Le télétravail a battu des records d’adoption dans le monde entier, et particulièrement en France, qui n’était pas culturellement en faveur de cette forme de travail puisque seulement 1,8 million d’employés le pratiquait régulièrement avant le confinement général de la population. Cette nouvelle forme de travail à distance, suivant le premier rapport d’IDC, aurait amélioré la productivité des employés. L’impact sur la productivité du travail « physique » avec le retour à la normale sur les entreprises reste inconnue, mais une des façons de le mesurer serait d’analyser l’impact de cette nouvelle forme de travail sur les systèmes informatiques des organisations, sa sécurité et sa rentabilité. Regardons de plus près.

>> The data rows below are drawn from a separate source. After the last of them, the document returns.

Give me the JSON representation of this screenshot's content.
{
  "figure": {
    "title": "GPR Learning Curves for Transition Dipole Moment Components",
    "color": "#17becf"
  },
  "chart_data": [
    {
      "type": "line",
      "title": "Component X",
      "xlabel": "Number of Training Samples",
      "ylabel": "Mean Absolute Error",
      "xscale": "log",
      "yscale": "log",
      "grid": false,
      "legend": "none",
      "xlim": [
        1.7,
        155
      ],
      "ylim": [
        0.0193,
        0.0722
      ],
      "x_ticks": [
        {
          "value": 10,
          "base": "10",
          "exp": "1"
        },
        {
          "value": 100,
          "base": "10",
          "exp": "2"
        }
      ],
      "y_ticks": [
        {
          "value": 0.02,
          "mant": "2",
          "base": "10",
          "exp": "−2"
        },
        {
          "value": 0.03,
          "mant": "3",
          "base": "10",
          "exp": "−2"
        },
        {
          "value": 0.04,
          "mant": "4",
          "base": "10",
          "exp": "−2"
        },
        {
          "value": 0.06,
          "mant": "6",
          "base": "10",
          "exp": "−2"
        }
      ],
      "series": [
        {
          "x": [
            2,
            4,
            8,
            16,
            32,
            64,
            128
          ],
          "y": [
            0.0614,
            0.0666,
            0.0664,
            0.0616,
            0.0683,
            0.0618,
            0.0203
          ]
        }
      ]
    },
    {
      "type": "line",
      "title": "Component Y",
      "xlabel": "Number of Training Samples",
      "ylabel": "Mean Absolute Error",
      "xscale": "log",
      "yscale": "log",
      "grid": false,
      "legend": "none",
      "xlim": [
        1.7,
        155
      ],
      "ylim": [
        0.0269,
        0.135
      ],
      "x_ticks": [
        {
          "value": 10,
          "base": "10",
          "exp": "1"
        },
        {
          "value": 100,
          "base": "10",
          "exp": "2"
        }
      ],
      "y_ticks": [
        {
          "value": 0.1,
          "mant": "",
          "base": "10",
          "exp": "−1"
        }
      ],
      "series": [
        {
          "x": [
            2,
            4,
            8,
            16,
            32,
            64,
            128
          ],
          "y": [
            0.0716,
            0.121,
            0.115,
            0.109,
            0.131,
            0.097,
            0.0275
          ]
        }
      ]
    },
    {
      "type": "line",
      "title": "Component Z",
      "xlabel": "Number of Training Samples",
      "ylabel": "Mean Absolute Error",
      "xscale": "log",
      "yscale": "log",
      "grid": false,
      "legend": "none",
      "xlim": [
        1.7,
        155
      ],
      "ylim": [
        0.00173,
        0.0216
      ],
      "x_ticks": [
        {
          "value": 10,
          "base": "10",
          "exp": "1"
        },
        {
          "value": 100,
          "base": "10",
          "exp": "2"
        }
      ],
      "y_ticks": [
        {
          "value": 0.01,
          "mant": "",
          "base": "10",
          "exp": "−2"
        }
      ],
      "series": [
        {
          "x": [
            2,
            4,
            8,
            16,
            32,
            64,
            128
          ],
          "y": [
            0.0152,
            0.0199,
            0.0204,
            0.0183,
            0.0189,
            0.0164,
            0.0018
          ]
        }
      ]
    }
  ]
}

Des milliers d’entreprises ont dû s’adapter à cette nouvelle réalité, les employés étaient obligés de travailler depuis leur domicile, la loi l’imposait. Mais beaucoup d’entreprises et organisations n’étaient pas encore prêtes à passer le cap technologique qui leur permettrait d’accéder aux applications et aux services généraux, avec toutes les garanties de sécurité.

Dans certains cas, les employés ont du se confronter à des obstacles techniques pour travailler en toute normalité, ne pas avoir à portée de mains la technologie nécessaire pour accéder aux documents et applications de l’entreprise par exemple. Pour cela, les départements informatiques doivent travailler de manière ingénieuse pour offrir un retour à la normale en toute sécurité.

Pour commencer, un rapport récent du Gartner révèle que 74% des directeurs financiers ont l’intention de faire travailler leurs collaborateurs à distance de façon permanente, dès la fin du confinement. La France n’était pas adepte du télétravail, mais maintenant, plus de 70% des travailleurs  ?pensent que le travail à distance sera utilisé sur le moyen terme.

En réalité, toutes les entreprises comptent sur un Plan de Continuité englobant le télétravail, pour être réactif en cas d’imprévu. Et cela passe par des réseaux sécurisés VPN, en plus des dispositifs et des logiciels nécessaires pour télétravailler.

Ces plans sont très répandus dans les multinationales et les grandes sociétés locales, mais beaucoup moins dans les PME, qui n’ont pas les moyens de se doter des outils les plus sécurisés.

Cependant, elles ont pu maintenir leur activité pendant les mois de confinement, grâce aux outils numériques disponibles, avec un simple ordinateur et une connexion Wi-Fi ou encore l’accès à des services de vidéoconférence en ligne très abordables et simples d’utilisation. Cependant, il existe des risques sérieux pour la sécurité de l’information et il est conseillé de procéder à un examen approfondi des infrastructures des entreprises, qui sont désormais massivement accessibles à distance.

Il est clair que le risque des systèmes augmente chaque fois que les dispositifs d’accès sortent de l’infrastructure du réseau et se connectent à de nouveaux réseaux Wi-Fi. Il est donc recommandé de fournir un accès VPN à tout le personnel, d’utiliser un logiciel de sécurité sur tous les mobiles et ordinateurs portables de l’entreprise, de séparer les données personnelles et professionnelles, et de restreindre les applications qui peuvent être installées.

Et surtout, des mesures de sécurité générales extrêmes, de bonnes pratiques pour l’accès aux réseaux publics et le téléchargement de logiciels non autorisés doivent être mises en place afin que cette nouvelle fièvre du télétravail soit sûre et stable dans le temps.